Wednesday, 6 June 2012

Hospital Food

Reading Link: http://www.yorkregion.com/news/article/1316401--york-region-hospitals-focus-on-food 

1. Hospital food has always been rather awful, and now they're trying to fix that. 

York's hospitals are at the forefront of this movement, providing restaurant-style service and meals that can meet the patients' specific dietary needs and preferences. The food is cooked fresh every day, instead of re-heating pre-packaged portions. The patients are happy with the change.

At Southlake, they are looking to implement Steamplicity (essentially, steaming everything), which should provide more choice and more nutritious meals.

2. That's all well and good, and certainly when my own father was in the hospital, I felt that the food could definitely stand to be better: for one thing, they once accidentally gave him a fatty steak a couple days before his coronary artery bypass surgery. It's always bothered me that this is an issue at all -- hospitals are in the business of making people as well as they can be.

Certainly, the reason for many hospitals is probably a lack of funding. Hospitals are already always short on staff, equipment, and money. With funds going into keeping the place functioning as a hospital, the things that aren't seen as quite as important can often be shoved to the side, and certainly meals seem to have been relegated to the backseat.
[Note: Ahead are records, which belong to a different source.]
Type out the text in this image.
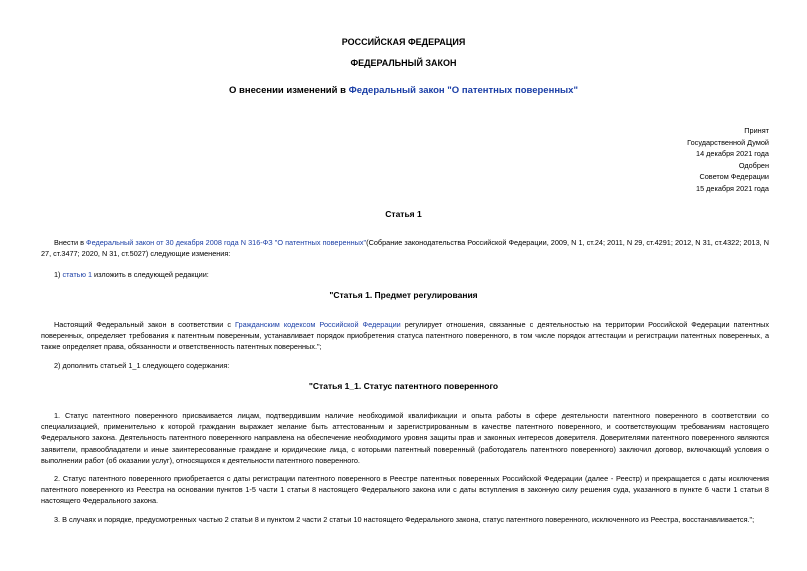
РОССИЙСКАЯ ФЕДЕРАЦИЯ
ФЕДЕРАЛЬНЫЙ ЗАКОН
О внесении изменений в Федеральный закон "О патентных поверенных"
Принят
Государственной Думой
14 декабря 2021 года
Одобрен
Советом Федерации
15 декабря 2021 года
Статья 1
Внести в Федеральный закон от 30 декабря 2008 года N 316-ФЗ "О патентных поверенных"(Собрание законодательства Российской Федерации, 2009, N 1, ст.24; 2011, N 29, ст.4291; 2012, N 31, ст.4322; 2013, N 27, ст.3477; 2020, N 31, ст.5027) следующие изменения:
1) статью 1 изложить в следующей редакции:
"Статья 1. Предмет регулирования
Настоящий Федеральный закон в соответствии с Гражданским кодексом Российской Федерации регулирует отношения, связанные с деятельностью на территории Российской Федерации патентных поверенных, определяет требования к патентным поверенным, устанавливает порядок приобретения статуса патентного поверенного, в том числе порядок аттестации и регистрации патентных поверенных, а также определяет права, обязанности и ответственность патентных поверенных.";
2) дополнить статьей 1_1 следующего содержания:
"Статья 1_1. Статус патентного поверенного
1. Статус патентного поверенного присваивается лицам, подтвердившим наличие необходимой квалификации и опыта работы в сфере деятельности патентного поверенного в соответствии со специализацией, применительно к которой гражданин выражает желание быть аттестованным и зарегистрированным в качестве патентного поверенного, и соответствующим требованиям настоящего Федерального закона. Деятельность патентного поверенного направлена на обеспечение необходимого уровня защиты прав и законных интересов доверителя. Доверителями патентного поверенного являются заявители, правообладатели и иные заинтересованные граждане и юридические лица, с которыми патентный поверенный (работодатель патентного поверенного) заключил договор, включающий условия о выполнении работ (об оказании услуг), относящихся к деятельности патентного поверенного.
2. Статус патентного поверенного приобретается с даты регистрации патентного поверенного в Реестре патентных поверенных Российской Федерации (далее - Реестр) и прекращается с даты исключения патентного поверенного из Реестра на основании пунктов 1-5 части 1 статьи 8 настоящего Федерального закона или с даты вступления в законную силу решения суда, указанного в пункте 6 части 1 статьи 8 настоящего Федерального закона.
3. В случаях и порядке, предусмотренных частью 2 статьи 8 и пунктом 2 части 2 статьи 10 настоящего Федерального закона, статус патентного поверенного, исключенного из Реестра, восстанавливается.";
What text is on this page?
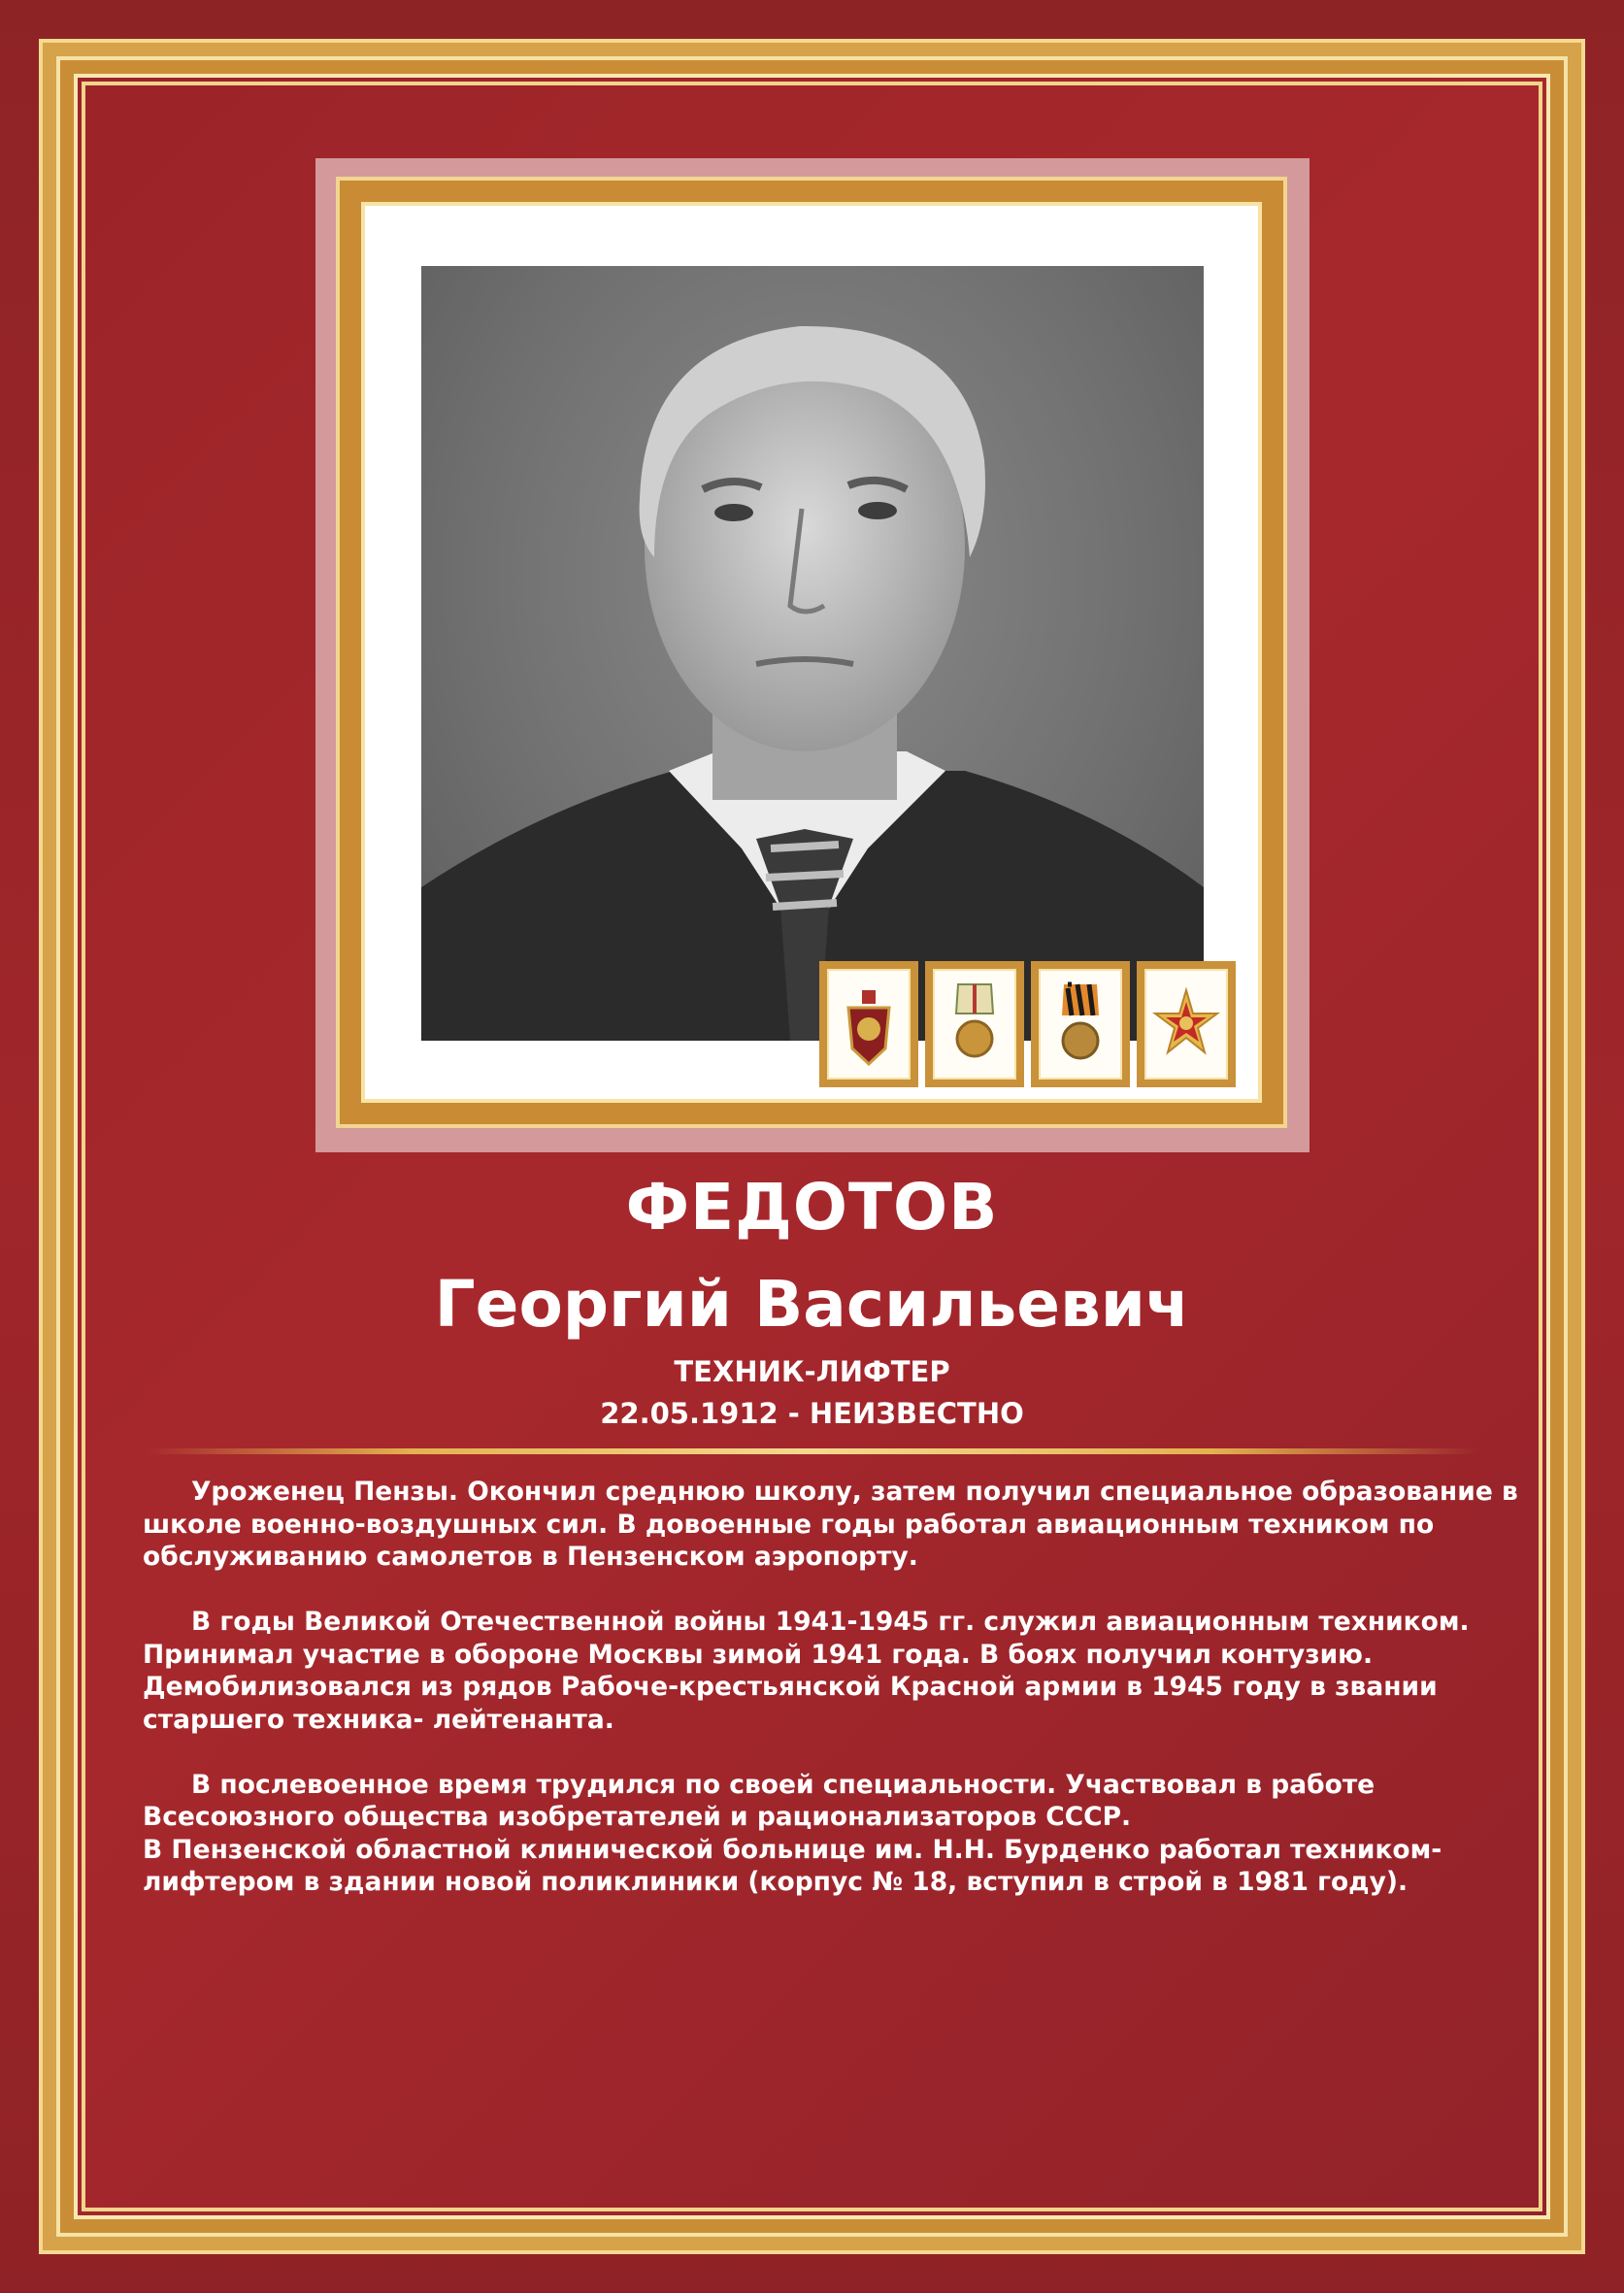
ФЕДОТОВ
Георгий Васильевич
ТЕХНИК-ЛИФТЕР
22.05.1912 - НЕИЗВЕСТНО

Уроженец Пензы. Окончил среднюю школу, затем получил специальное образование в
школе военно-воздушных сил. В довоенные годы работал авиационным техником по
обслуживанию самолетов в Пензенском аэропорту.

В годы Великой Отечественной войны 1941-1945 гг. служил авиационным техником.
Принимал участие в обороне Москвы зимой 1941 года. В боях получил контузию.
Демобилизовался из рядов Рабоче-крестьянской Красной армии в 1945 году в звании
старшего техника- лейтенанта.

В послевоенное время трудился по своей специальности. Участвовал в работе
Всесоюзного общества изобретателей и рационализаторов СССР.
В Пензенской областной клинической больнице им. Н.Н. Бурденко работал техником-
лифтером в здании новой поликлиники (корпус № 18, вступил в строй в 1981 году).
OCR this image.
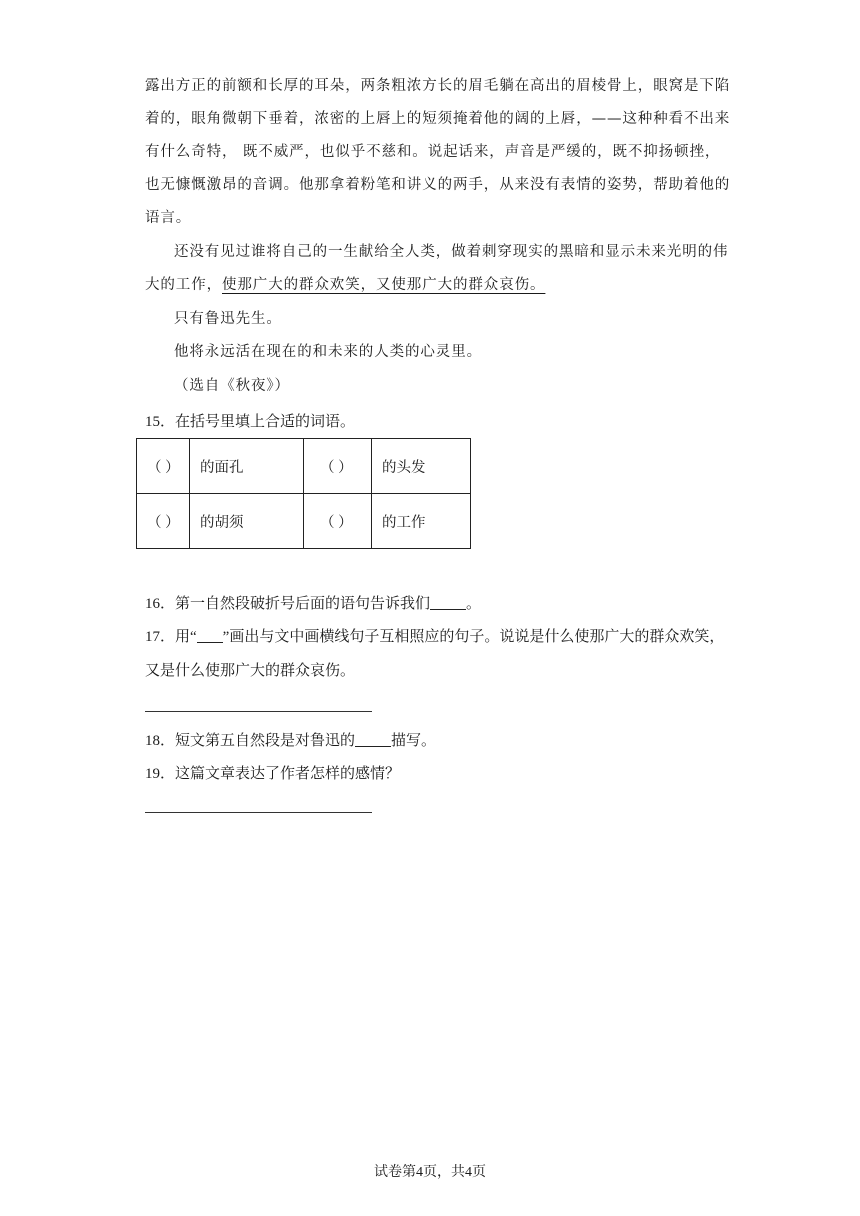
露出方正的前额和长厚的耳朵，两条粗浓方长的眉毛躺在高出的眉棱骨上，眼窝是下陷
着的，眼角微朝下垂着，浓密的上唇上的短须掩着他的阔的上唇，——这种种看不出来
有什么奇特， 既不威严，也似乎不慈和。说起话来，声音是严缓的，既不抑扬顿挫，
也无慷慨激昂的音调。他那拿着粉笔和讲义的两手，从来没有表情的姿势，帮助着他的
语言。
还没有见过谁将自己的一生献给全人类，做着刺穿现实的黑暗和显示未来光明的伟
大的工作，使那广大的群众欢笑，又使那广大的群众哀伤。
只有鲁迅先生。
他将永远活在现在的和未来的人类的心灵里。
（选自《秋夜》）
15．在括号里填上合适的词语。
（ ）	的面孔	（ ）	的头发
（ ）	的胡须	（ ）	的工作
16．第一自然段破折号后面的语句告诉我们 。
17．用“ ”画出与文中画横线句子互相照应的句子。说说是什么使那广大的群众欢笑，
又是什么使那广大的群众哀伤。
18．短文第五自然段是对鲁迅的 描写。
19．这篇文章表达了作者怎样的感情？
试卷第4页，共4页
For the patients, though, it's obviously kind of awkward when a diabetic gets a fully sweetened Jell-O for dessert.

It's understandable, given the hectic pace of a hospital (although triage is used specifically only for the emergency room, it's not unreasonable to think that something similar is in use with prioritizing -- and food is probably not at the top of the list), but it's still kind of troubling. Hopefully the new system will help suss out the problems and deal with them.